Hideous money-grubbing education witch.

In her last job, the one before us, Paula worked for a family in Hampstead. Julia, the mother, said the kids weren’t allowed to watch TV.

“And Julia worked in telly, making all this crap for Channel 5,” Paula told me one day, laughing loudly at the memory. “And it’s like her kids weren’t allowed telly because it’s evil!” At the weekends, Julia and her husband Mike stayed in bed while the kids were downstairs watching videos. Paula found this out because Adam, the youngest, told her one Monday when she caused a row by trying to switch the TV off. When I think of that story, I can feel myself redden. Aren’t I guilty of the same double standard? I tell Paula that Ben must have water not juice and then, at the weekend, if he asks me for apple juice, I give in quickly to buy myself some peace and quiet. And because I see him so little, I want our times together to be happy. So I want my nanny to be a better mother than I would ever be: I expect her to love my two like they’re her own, and then, when I come home and find her loving them like her own, they’re suddenly My Children and to be loved by nobody except me.

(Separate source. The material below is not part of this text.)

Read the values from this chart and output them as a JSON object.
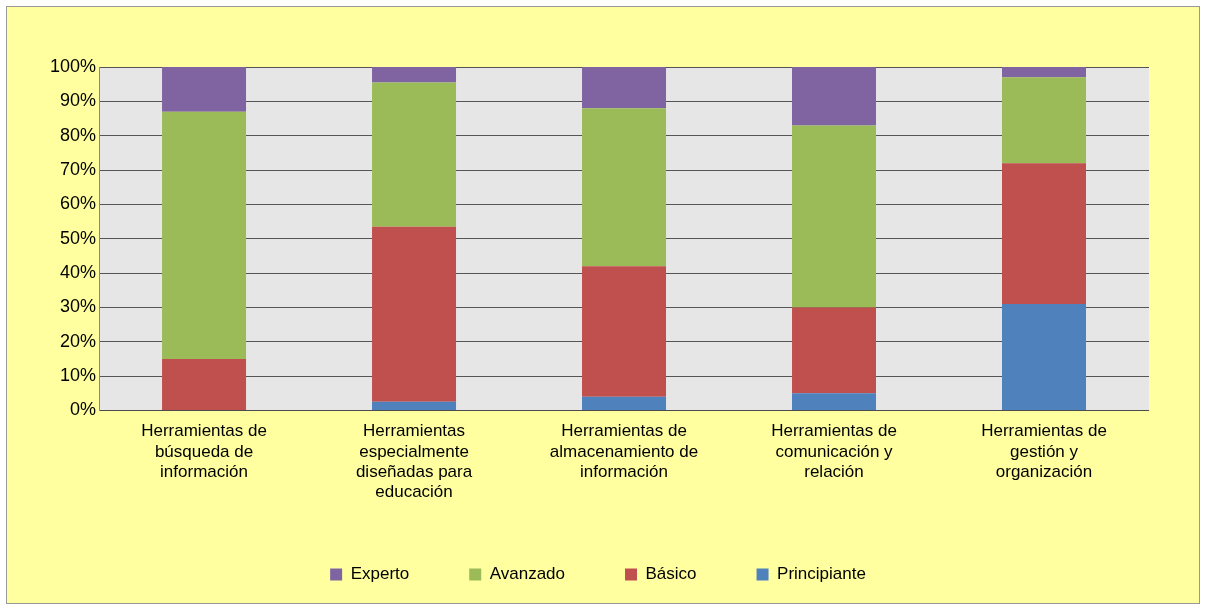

As I unload the dishwasher and start to wash by hand all the plates that aren’t properly clean, I can see Paula looking at me from the other end of the kitchen. She’s brushing Emily’s hair and really looking at me. I wish I knew what she thought. She said to me once that she would never have a nanny if she had kids of her own; she knew too much about what went on — the girls who suck up to the mums and then, as soon as they’re out the door, it’s on the mobile calling their mates.

Emily lets out a cry as the brush snags on a tangle. “Hush now,” Paula chides, “princesses have to have their hair brushed a hundred times every night, don’t they, Mummy?” She looks across the room, seeking an act of conciliation and consent.

No, I don’t want to know. If I knew what she really thought, it would probably kill me. Still, a part of me wishes I knew what she thought.

PART FOUR

29 The Supermarket Shop

EMILY’S BIRTHDAY ALWAYS MEANS the start of summer for me. When my waters broke six years ago and I took a cab to the hospital, there were people sitting at café tables on the pavements and spilling into the street and it felt as though the whole city was in carnival for the arrival of my child.

The day before her party, I do the supermarket shop with Ben. Do the supermarket shop. Who could imagine that such a small sentence could contain so much pain: an Oresteia of suffering.

First off, I try to liberate one of the extra-wide trolleys, which is in coitus with the trolley outside the store; I pull and push with one hand, holding on to runaway toddler with the other.

An aviary on wheels, the extra-wide trolley is roughly as maneuverable as the Isle of Wight. I try to persuade Ben to sit in the baby seat. He declines, preferring to ride in the cargo hold where he can eject any purchase he disapproves of. In desperation, I crack open a box of Mini Milks and give him two; while both his hands are full of lolly, I slip him into the seat and snap the clips (bad, bad, bribing mother). Now all that remains is to track down the thirty-seven items on my list. After I threw the radio at him this morning, Richard said he thought the whole birthday thing was perhaps stressing me out a little. Why didn’t I take a break and he’d do the supermarket shop? Impossible, I said, he would buy all the wrong things.

“But there’s a list, Kate,” he reasoned, in his man-in-a-white-coat voice. “How could I possibly go wrong?”

What every woman knows and no man can ever grasp is that even if he brings home everything on the list, he will still not have got the right things. Why? Because the woman truly believes that if she had gone to the supermarket she would have made better choices: a plumper chicken from a more luxuriantly pastured region of France, a yummier yogurt, the exact salad leaf she has yearned for and whose precise name had, until the epiphany in front of the Healthy Eating cabinet, eluded her. Men make lists to order the world, to tie it down; for women, lists are the start of something, the coordinates by which we plot our journey to freedom. Don’t get me wrong here: I’m not claiming that any of this is fair. When a woman buys an item not on the list which turns out to be inedible, this is called “an experiment”; when a man does the same thing, it is “a waste of money.”